Proteção de dados pessoais
Legislações de proteção de dados pessoais, como a LGPD, exigem que as instituições adotem uma “ética de dados”, tratando essas informações pessoais com base em princípios definidos de legitimidade, transparência, segurança, finalidade específica e minimização. Round 6 escancara como é o uso abusivo dessas informações.
Em comum, todos os participantes têm dívidas e problemas financeiros. Quem fazia a seleção sabia disso e utilizava essas informações para estimular e pressionar as pessoas a participarem do jogo. Em muitos momentos da série, participantes se perguntam como o jogo sabe tanto sobre eles e o jogo dá a entender que os dados possivelmente vêm da instituição financeira em que a maioria dos participantes têm dívidas e contas, indicando que houve desvio de finalidade ao utilizar esses dados pessoais.

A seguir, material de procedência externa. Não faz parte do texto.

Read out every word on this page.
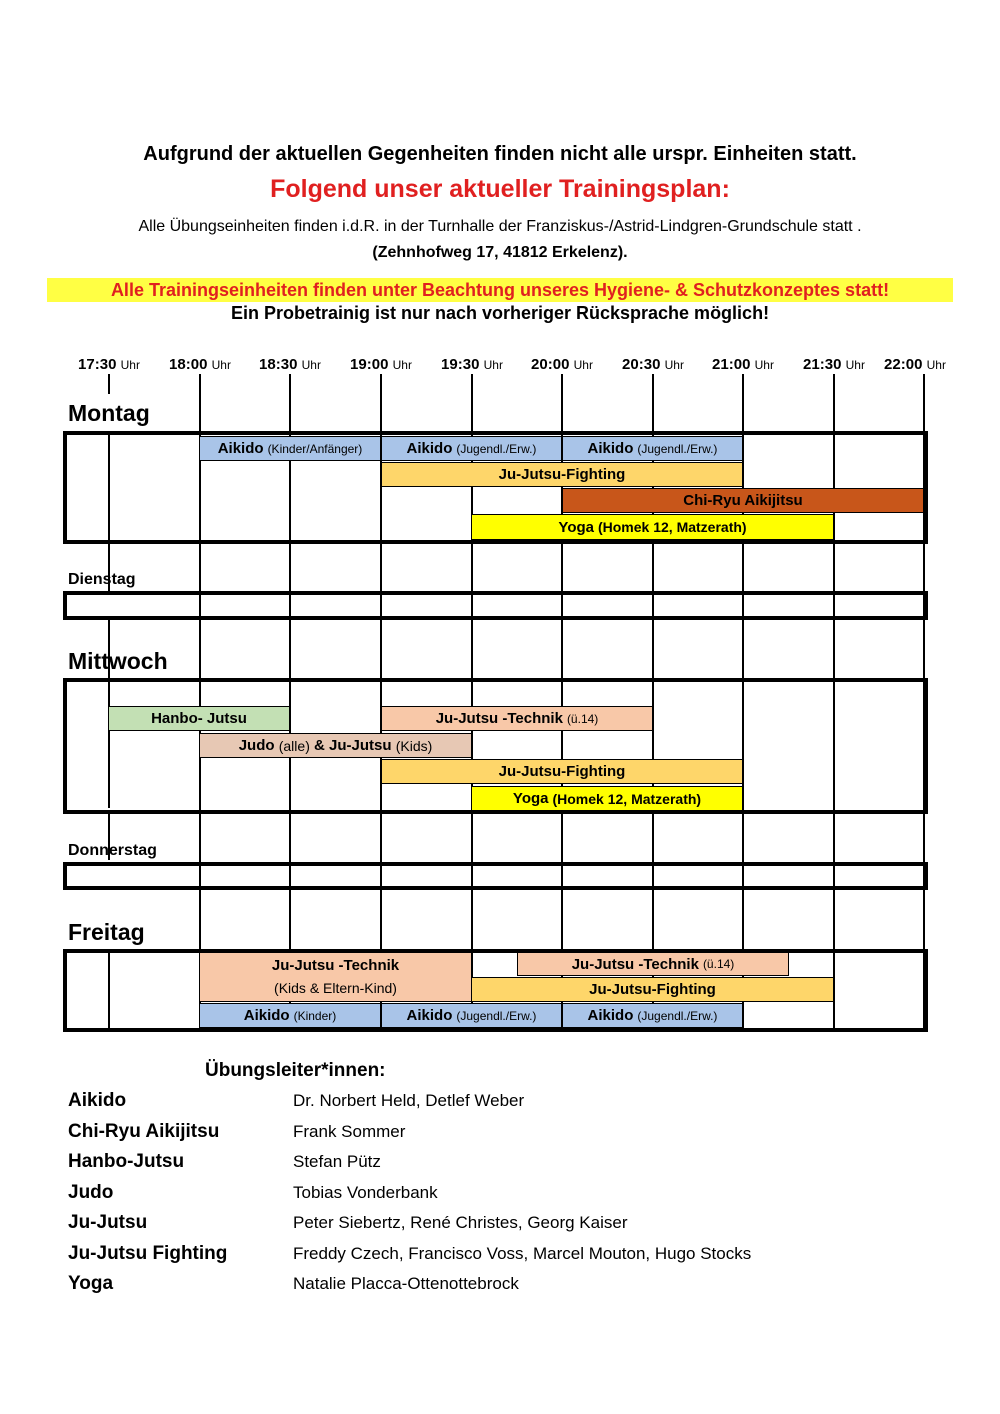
Aufgrund der aktuellen Gegenheiten finden nicht alle urspr. Einheiten statt.
Folgend unser aktueller Trainingsplan:
Alle Übungseinheiten finden i.d.R. in der Turnhalle der Franziskus-/Astrid-Lindgren-Grundschule statt .
(Zehnhofweg 17, 41812 Erkelenz).
Alle Trainingseinheiten finden unter Beachtung unseres Hygiene- & Schutzkonzeptes statt!
Ein Probetrainig ist nur nach vorheriger Rücksprache möglich!
17:30 Uhr 18:00 Uhr 18:30 Uhr 19:00 Uhr 19:30 Uhr 20:00 Uhr 20:30 Uhr 21:00 Uhr 21:30 Uhr 22:00 Uhr
Montag
Aikido (Kinder/Anfänger)	Aikido (Jugendl./Erw.)	Aikido (Jugendl./Erw.)
Ju-Jutsu-Fighting
Chi-Ryu Aikijitsu
Yoga (Homek 12, Matzerath)
Dienstag
Mittwoch
Hanbo- Jutsu	Ju-Jutsu -Technik (ü.14)
Judo
(alle)
& Ju-Jutsu
(Kids)
Ju-Jutsu-Fighting
Yoga (Homek 12, Matzerath)
Donnerstag
Freitag
Ju-Jutsu -Technik
(Kids & Eltern-Kind)
Ju-Jutsu -Technik (ü.14)
Ju-Jutsu-Fighting
Aikido (Kinder)	Aikido (Jugendl./Erw.)	Aikido (Jugendl./Erw.)
Übungsleiter*innen:
Aikido	Dr. Norbert Held, Detlef Weber
Chi-Ryu Aikijitsu	Frank Sommer
Hanbo-Jutsu	Stefan Pütz
Judo	Tobias Vonderbank
Ju-Jutsu	Peter Siebertz, René Christes, Georg Kaiser
Ju-Jutsu Fighting	Freddy Czech, Francisco Voss, Marcel Mouton, Hugo Stocks
Yoga	Natalie Placca-Ottenottebrock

A legislação de proteção de dados vem nessa direção, ela não proíbe o uso das informações, mas exige que isso seja feito de forma transparente para que as pessoas tenham controle sobre seus próprios dados.
Podemos ainda traçar outro paralelo entre Round 6 e a LGPD quando falamos dos “termos” do jogo e da clareza de informações. Os jogadores questionam quais são as regras do jogo na série. Para validar o consentimento dos titulares das informações, a LGPD determina nos artigos 8 e 9 que as instituições devem ter políticas e termos claros, adequados e ostensivos, vedando o tratamento em caso de vício de consentimento.

Implicações criminais
Quanto à questão de crianças e adolescentes tendo acesso a cenas violentas, será que há implicações criminais para a Netflix?
Embora essa seja uma preocupação válida de pais, educadores e escolas, não há base para consequências jurídicas sobre a exibição da série, do ponto de vista criminal, pois há a classificação indicativa para maiores de 16 anos e cabe aos pais fazer o controle do que os seus filhos assistem.
Ainda que algo com consequências violentas fosse feito com base na trama, também não seria possível responsabilizar a plataforma de streaming por lesões ou mortes.

Processos contra a Netflix
Além de todas as questões levantadas até aqui, a Netflix tem sido vítima de dois processos na Justiça relacionados à Round 6.
Segundo a revista Rolling Stone, o primeiro processo diz respeito ao alto tráfego de dados usados pelo público sul-coreano para assistir à obra e estaria sendo movido por uma empresa de internet local, a SK Broadband.
Eles teriam afirmado que o tráfego de dados para assistir Round 6 é imenso e exige que a plataforma cubra os custos de manutenção desse tráfego, solicitando uma indenização milionária.
Já a outra ação é movida por uma empresária coreana e está justamente relacionada ao uso de dados pessoais. Em uma cena da série, vemos um cartão com um número de telefone, que é real e pertenceria a essa empresária. Ela estaria recebendo ligações e mensagens relacionadas à Round 6. A Netflix estaria trabalhando para solucionar a questão, inclusive editando cenas em que o número aparece. A mulher teria negado a oferta de indenização.
Essa questão envolve novamente a proteção de dados, no caso, a anonimização, prevista no artigo 12 da LGPD. Já o artigo 46, inciso II, prevê a aplicação de “privacy by design”. O ideal teria sido utilizarem dados anonimizados ou fictícios.